Kollaboration par excellence

Beispielhaft: Rathaus Hasselt, Belgien — Wie bei Bauprojekten durch reibungslose Zusammenarbeit von der Planungsphase bis zu Inbetriebnahme Risiken minimiert und Kosten gespart werden können, zeigt der Bau des neuen kommunalen Verwaltungszentrums im belgischen Hasselt. Ein Gemeinschaftsprojekt mehrerer Marken der Nemetschek Group.
Beteiligte Nemetschek Marken: Allplan, GRAPHISOFT, Solibri

Wegweisende Planung und Projektausführung mit Open BIM

„Der durchgängige Einsatz von BIM-Lösungen stellt für alle am Bauprozess Beteiligten einen echten Mehrwert dar,
weil sie eine reibungslose und effiziente Zusammenarbeit ermöglichen"

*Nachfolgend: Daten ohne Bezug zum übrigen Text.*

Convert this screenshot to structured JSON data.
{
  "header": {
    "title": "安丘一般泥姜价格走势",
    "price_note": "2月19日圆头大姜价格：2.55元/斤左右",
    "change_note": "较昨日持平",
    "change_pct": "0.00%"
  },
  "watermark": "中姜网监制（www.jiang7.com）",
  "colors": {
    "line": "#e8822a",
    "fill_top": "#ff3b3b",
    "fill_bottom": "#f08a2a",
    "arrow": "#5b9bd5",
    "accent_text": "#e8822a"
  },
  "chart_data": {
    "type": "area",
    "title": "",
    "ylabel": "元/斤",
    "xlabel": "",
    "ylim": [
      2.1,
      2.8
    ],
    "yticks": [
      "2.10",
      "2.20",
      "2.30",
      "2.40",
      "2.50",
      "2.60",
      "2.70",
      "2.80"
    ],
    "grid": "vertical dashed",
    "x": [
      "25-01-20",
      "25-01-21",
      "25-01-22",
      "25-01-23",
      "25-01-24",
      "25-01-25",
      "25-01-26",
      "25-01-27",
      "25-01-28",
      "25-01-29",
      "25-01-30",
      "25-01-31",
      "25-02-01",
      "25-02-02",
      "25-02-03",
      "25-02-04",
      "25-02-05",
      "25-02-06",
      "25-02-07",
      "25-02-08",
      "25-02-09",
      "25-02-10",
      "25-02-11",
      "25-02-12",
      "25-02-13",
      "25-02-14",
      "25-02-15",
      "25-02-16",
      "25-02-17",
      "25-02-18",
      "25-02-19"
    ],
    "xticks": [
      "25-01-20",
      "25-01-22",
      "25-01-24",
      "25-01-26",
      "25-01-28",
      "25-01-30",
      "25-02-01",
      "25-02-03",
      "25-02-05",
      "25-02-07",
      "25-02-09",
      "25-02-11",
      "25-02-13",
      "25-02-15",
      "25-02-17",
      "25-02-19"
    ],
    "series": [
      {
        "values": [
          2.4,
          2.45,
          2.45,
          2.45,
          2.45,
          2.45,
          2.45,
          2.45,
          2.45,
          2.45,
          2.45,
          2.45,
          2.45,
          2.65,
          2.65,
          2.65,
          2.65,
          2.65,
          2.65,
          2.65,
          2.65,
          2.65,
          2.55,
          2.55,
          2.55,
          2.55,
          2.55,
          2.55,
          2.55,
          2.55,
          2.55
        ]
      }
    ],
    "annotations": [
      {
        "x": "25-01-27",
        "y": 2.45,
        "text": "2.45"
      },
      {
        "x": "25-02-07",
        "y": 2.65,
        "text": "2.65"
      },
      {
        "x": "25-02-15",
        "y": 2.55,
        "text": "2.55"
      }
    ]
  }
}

Steven Hendrickx, leitender Architekt in Hasselt

Gerade große und hochkomplexe Bauprojekte erfordern eine fortlaufende, zuverlässige und effiziente Abstimmung zwischen allen Beteiligten – intern und extern, interdisziplinär und firmenübergreifend. Deshalb treibt die Nemetschek Group im Verbund mit anderen Marktteilnehmern den Datenstandard Open BIM voran. Das ist ein universeller Kooperationsansatz im Bereich Entwurf, Bau und Betrieb von Gebäuden, basierend auf offenen Standards und Arbeitsabläufen. Er ermöglicht den Projektbeteiligten, unabhängig von ihrer jeweiligen Software zusammenzuarbeiten. Dabei hat sich die Schnittstelle Industry Foundation Classes (IFC) als offener Standard etabliert und ist deshalb von zentraler Bedeutung.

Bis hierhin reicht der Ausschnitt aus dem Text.